Skylv Self Health Monitor

Security checks across malware telemetry and agentic risk

Overview

This appears to be a local agent health-check helper, with minor disclosure and invocation caveats but no evidence of harmful behavior.

Install only if you want local agent/system diagnostics. Use explicit requests such as “run skylv-self-health-monitor check,” and be aware that a health check can create local history files in the working directory. Avoid wiring arbitrary sensitive error context into this script unless context redaction is added.

SkillSpector

By NVIDIA
Vulnerability Patterns
  • Trigger AbuseOverly Broad Trigger, Shadow Command Trigger, Keyword Baiting Trigger
  • MCP Least PrivilegeUnderdeclared Capability, Wildcard Permission, Missing Permission Declaration
  • MCP Tool PoisoningHidden Instructions, Unicode Deception, Parameter Description Injection
  • Prompt InjectionInstruction Override, Hidden Instructions, Exfiltration Commands
  • Data ExfiltrationExternal Transmission, Env Variable Harvesting, File System Enumeration
Findings (5)

Lp3

Medium
Category
MCP Least Privilege
Confidence
73% confidence
Finding
The skill advertises monitoring functionality that inherently touches sensitive runtime and API telemetry, yet the metadata does not declare permissions while static analysis detected network capability. That gap reduces transparency and informed consent for operators, and could allow unexpected outbound communication of health data or future expansion of behavior without clear review.

Tp4

High
Category
MCP Tool Poisoning
Confidence
83% confidence
Finding
The declared description frames the skill as passive real-time monitoring, but the documented behavior includes persistence, reporting, scoring, suggestions, and a command interface. This mismatch can mislead users about the skill's actual capabilities and trust boundary, increasing the risk of unintended data retention or execution in contexts where only lightweight observation was expected.

Vague Triggers

Medium
Confidence
88% confidence
Finding
Broad trigger keywords such as 'health', 'monitor', 'memory', and 'performance' overlap with common conversation and system-administration language. This increases the chance of unintended activation, causing the skill to access diagnostics, write history files, or expose operational data when the user did not intend to invoke it.

Vague Triggers

Medium
Confidence
86% confidence
Finding
The invocation examples 'check my health', 'how am I performing?', and 'any optimization suggestions?' are highly ambiguous and likely to appear in ordinary interaction.
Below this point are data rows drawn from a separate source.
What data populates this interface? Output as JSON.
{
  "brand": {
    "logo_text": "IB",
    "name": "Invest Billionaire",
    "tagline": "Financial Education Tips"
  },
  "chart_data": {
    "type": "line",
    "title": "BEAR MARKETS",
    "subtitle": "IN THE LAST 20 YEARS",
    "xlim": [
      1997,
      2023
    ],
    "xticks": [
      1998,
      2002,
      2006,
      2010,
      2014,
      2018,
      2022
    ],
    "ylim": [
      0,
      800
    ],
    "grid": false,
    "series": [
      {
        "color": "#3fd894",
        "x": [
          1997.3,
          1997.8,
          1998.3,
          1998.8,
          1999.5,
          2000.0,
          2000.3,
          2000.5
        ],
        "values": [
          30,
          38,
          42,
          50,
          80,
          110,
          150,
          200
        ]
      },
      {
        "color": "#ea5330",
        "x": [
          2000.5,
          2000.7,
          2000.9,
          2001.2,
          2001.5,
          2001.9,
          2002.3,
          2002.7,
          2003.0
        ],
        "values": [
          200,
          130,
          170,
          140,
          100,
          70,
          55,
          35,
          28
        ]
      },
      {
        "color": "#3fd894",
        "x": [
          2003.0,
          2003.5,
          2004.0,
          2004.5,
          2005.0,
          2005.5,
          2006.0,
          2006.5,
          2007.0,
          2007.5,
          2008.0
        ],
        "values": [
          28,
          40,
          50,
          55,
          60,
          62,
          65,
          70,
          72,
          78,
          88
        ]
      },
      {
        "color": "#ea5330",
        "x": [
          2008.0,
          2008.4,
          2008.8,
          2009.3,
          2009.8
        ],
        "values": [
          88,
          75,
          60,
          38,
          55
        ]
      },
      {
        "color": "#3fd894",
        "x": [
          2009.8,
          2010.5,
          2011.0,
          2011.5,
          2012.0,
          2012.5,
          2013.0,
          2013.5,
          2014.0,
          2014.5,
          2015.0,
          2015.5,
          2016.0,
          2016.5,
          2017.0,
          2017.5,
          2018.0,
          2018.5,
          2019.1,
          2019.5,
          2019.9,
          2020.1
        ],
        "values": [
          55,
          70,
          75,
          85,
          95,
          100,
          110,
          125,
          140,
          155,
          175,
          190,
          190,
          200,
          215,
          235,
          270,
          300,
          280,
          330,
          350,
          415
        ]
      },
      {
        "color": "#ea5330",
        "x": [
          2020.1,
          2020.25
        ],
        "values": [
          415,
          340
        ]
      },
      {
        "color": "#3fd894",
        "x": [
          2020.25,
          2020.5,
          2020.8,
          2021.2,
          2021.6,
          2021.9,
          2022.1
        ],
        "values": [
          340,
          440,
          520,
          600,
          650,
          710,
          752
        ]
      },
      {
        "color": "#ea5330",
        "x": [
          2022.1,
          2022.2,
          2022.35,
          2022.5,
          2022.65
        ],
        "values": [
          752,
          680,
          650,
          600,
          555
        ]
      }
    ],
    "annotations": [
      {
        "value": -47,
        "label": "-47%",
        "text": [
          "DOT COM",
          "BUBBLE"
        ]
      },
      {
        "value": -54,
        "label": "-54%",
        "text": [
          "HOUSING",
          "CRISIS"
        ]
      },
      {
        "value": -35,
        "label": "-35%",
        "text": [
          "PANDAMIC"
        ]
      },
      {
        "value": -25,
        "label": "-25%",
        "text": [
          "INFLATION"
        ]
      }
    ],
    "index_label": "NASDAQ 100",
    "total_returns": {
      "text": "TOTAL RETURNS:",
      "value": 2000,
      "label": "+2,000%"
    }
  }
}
In an agent context, accidental invocation can trigger monitoring logic, collect internal state, or generate operational outputs without clear user intent.

Missing User Warnings

Medium
Confidence
90% confidence
Finding
`cmdErrors` prints `e.context` directly to the console, and `trackError` accepts arbitrary context objects. In a monitoring skill, error contexts often contain request metadata, tokens, user inputs, headers, file paths, or other sensitive operational data, so indiscriminate logging can leak secrets to terminal output, logs, or calling systems that capture stdout.

VirusTotal

63/63 vendors flagged this skill as clean.